OK, haven't had time to copy over the MobileFormatter code, but I did try to run the same test case and diagnostics using the CSLA 3.8 Alpha release:

20 Rows
End documents fetch at: 12:09:51 PM
Start compress at: 12:09:51 PM
End compress at: 12:09:51 PM; elapsed time: 00:00:00.0625000
Start decompress at: 12:09:51 PM
End decompress at: 12:09:52 PM; elapsed time: 00:00:00.0781250
ModelChanged at: 12:09:52 PM; elapsed time: 00:00:00.8125000

100 Rows
End documents fetch at: 12:10:32 PM
Start compress at: 12:10:33 PM
End compress at: 12:10:33 PM; elapsed time: 00:00:00.2031250
Start decompress at: 12:10:33 PM
End decompress at: 12:10:33 PM; elapsed time: 00:00:00.2343750
ModelChanged at: 12:10:36 PM; elapsed time: 00:00:02.7031250

So the new serialisation code in 3.8 does seem to reduce the SL deserialisation time by around 0.5 secs (it took 3.28 secs on Csla 3.7 and now takes 2.7 secs) on a big object graph.
I think the actual ObjectData byte[] is a little smaller too, hence some minor improvements in the compress/decompress times too.

Obviously would still be good to try to reduce this further, so later this week I'll probably move into the Csla code and see if I can isolate the time consuming areas.

paupdb replied on Monday, August 31, 2009

I've been tinkering with the MobileFormatter's Deserialize method to see if I can isolate the time consuming portions.
Basically on a 100 row object graph, the line below takes up 1.4 secs of the total 2.75 secs spent in the Deserialize method:
List<SerializationInfo> deserialized = dc.ReadObject(reader) as List<SerializationInfo>;

Given the size of the object graph (16MB), this isn't unexpected and there doesn't seem to be any kind of optimization possible.

I then looked through what goes on after the deserialized list is loaded and found that I could save 0.3 sec on the 100 row test if I cached the Types that are normally loaded over and over via reflection.

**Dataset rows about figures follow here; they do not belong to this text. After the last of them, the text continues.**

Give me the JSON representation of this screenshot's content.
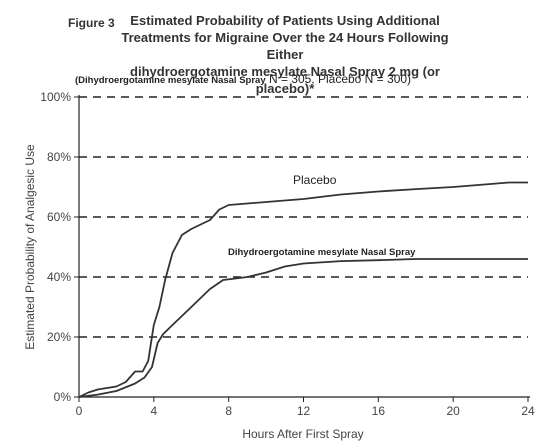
{
  "figure": {
    "label": "Figure 3",
    "title_lines": [
      "Estimated Probability of Patients Using Additional",
      "Treatments for Migraine Over the 24 Hours Following Either",
      "dihydroergotamine mesylate  Nasal Spray 2 mg (or placebo)*"
    ],
    "subtitle_prefix": "(Dihydroergotamine mesylate Nasal Spray",
    "subtitle_rest": " N = 305, Placebo N = 300)"
  },
  "chart_data": {
    "type": "line",
    "xlabel": "Hours After First Spray",
    "ylabel": "Estimated Probability of Analgesic Use",
    "xlim": [
      0,
      24
    ],
    "ylim": [
      0,
      100
    ],
    "x_ticks": [
      0,
      4,
      8,
      12,
      16,
      20,
      24
    ],
    "y_ticks": [
      0,
      20,
      40,
      60,
      80,
      100
    ],
    "y_tick_labels": [
      "0%",
      "20%",
      "40%",
      "60%",
      "80%",
      "100%"
    ],
    "grid": "horizontal-dashed",
    "series": [
      {
        "name": "Placebo",
        "color": "#333333",
        "points": [
          [
            0,
            0
          ],
          [
            0.5,
            1.5
          ],
          [
            1,
            2.5
          ],
          [
            2,
            3.5
          ],
          [
            2.5,
            5
          ],
          [
            3,
            8.5
          ],
          [
            3.4,
            8.5
          ],
          [
            3.7,
            12
          ],
          [
            4,
            24
          ],
          [
            4.3,
            30
          ],
          [
            4.6,
            39
          ],
          [
            5,
            48
          ],
          [
            5.5,
            54
          ],
          [
            6,
            56
          ],
          [
            7,
            59
          ],
          [
            7.5,
            62.5
          ],
          [
            8,
            64
          ],
          [
            10,
            65
          ],
          [
            12,
            66
          ],
          [
            14,
            67.5
          ],
          [
            16,
            68.5
          ],
          [
            18,
            69.3
          ],
          [
            20,
            70
          ],
          [
            22,
            71
          ],
          [
            23,
            71.5
          ],
          [
            24,
            71.5
          ]
        ]
      },
      {
        "name": "Dihydroergotamine mesylate Nasal Spray",
        "color": "#333333",
        "points": [
          [
            0,
            0
          ],
          [
            1,
            0.8
          ],
          [
            2,
            2
          ],
          [
            3,
            4.5
          ],
          [
            3.5,
            6.5
          ],
          [
            3.9,
            10
          ],
          [
            4.2,
            18
          ],
          [
            4.5,
            21
          ],
          [
            5,
            24
          ],
          [
            6,
            30
          ],
          [
            7,
            36
          ],
          [
            7.7,
            39
          ],
          [
            9,
            40
          ],
          [
            10,
            41.5
          ],
          [
            11,
            43.5
          ],
          [
            12,
            44.5
          ],
          [
            14,
            45.3
          ],
          [
            16,
            45.6
          ],
          [
            18,
            46
          ],
          [
            20,
            46
          ],
          [
            22,
            46
          ],
          [
            24,
            46
          ]
        ]
      }
    ]
  }
}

I added a static cache of the type names and Types:

    private static Dictionary<string, Type> _typeCache =
      new Dictionary<string, Type>();

    private static Type GetTypeFromCache(string typeName)
    {
      if (!_typeCache.ContainsKey(typeName)) {
        var type = Csla.Reflection.MethodCaller.GetType(typeName);

        if (type == null) {
          throw new SerializationException(string.Format(
            Resources.MobileFormatterUnableToDeserialize,
            typeName));
        }
        _typeCache.Add(typeName, type);
      }

      return _typeCache[typeName];
    }

And then changed the Deserialize(XmlReader reader) method to use the GetTypeFromCache method:
      _deserializationReferences = new Dictionary<int, IMobileObject>();
      foreach (SerializationInfo info in deserialized)
      {
        Type type = GetTypeFromCache(info.TypeName);

        if (type == typeof(NullPlaceholder))

Having a static Dictionary of types may be more memory usage, but maybe the performance gain is worth it?

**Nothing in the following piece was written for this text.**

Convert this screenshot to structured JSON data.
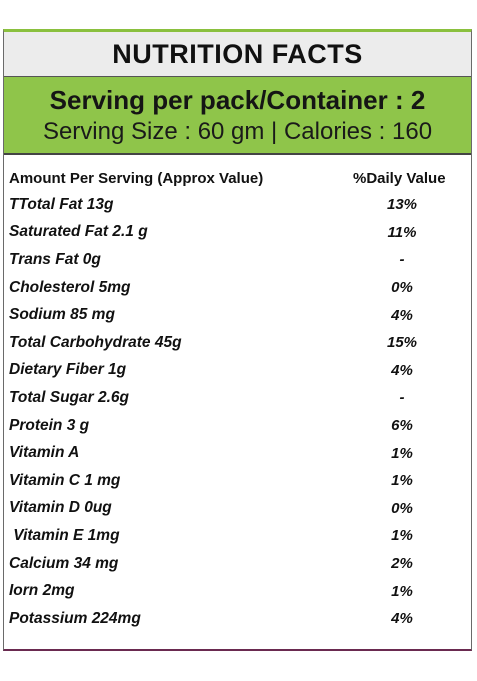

paupdb replied on Tuesday, September 01, 2009

I did originally have an instance cache and the performance gain was pretty similar, so yeah an instance cache is certainly viable too.

I went static because I liked the idea of persisting across multiple deserialization calls, thus avoiding the initial reflection cost after the first time a Type is ever encountered by the MobileFormatter. A lot of the calls made within my application involve the same classes, with repetitive fetches -e.g. in the case of data paging.

I have also looked at whether or not a similar cache approach could be used to cache the type's ConstructorInfo so that Activator.CreateInstance can be dropped in favour of just invoking the cached ctor delegate.
So far there has not been a noticable improvement in performance, however I believe there is some kind of internal caching in the Activator class up to 16 unique types. So it might just be that my tests are not putting enough different types through the deserialisation (and thus Activator) as yet.

RockfordLhotka replied on Tuesday, September 01, 2009

I wouldn’t spend a lot of time on the CreateInstance(), as Justin is working on an enhancement to MethodCaller that will do the work with an Expression – reflect once, compile and then execute for the rest.

I think in the general case the instance cache is the better answer. I understand what you are saying, but some applications have little-used types that’d end up cached – and in a large app that could be problematic.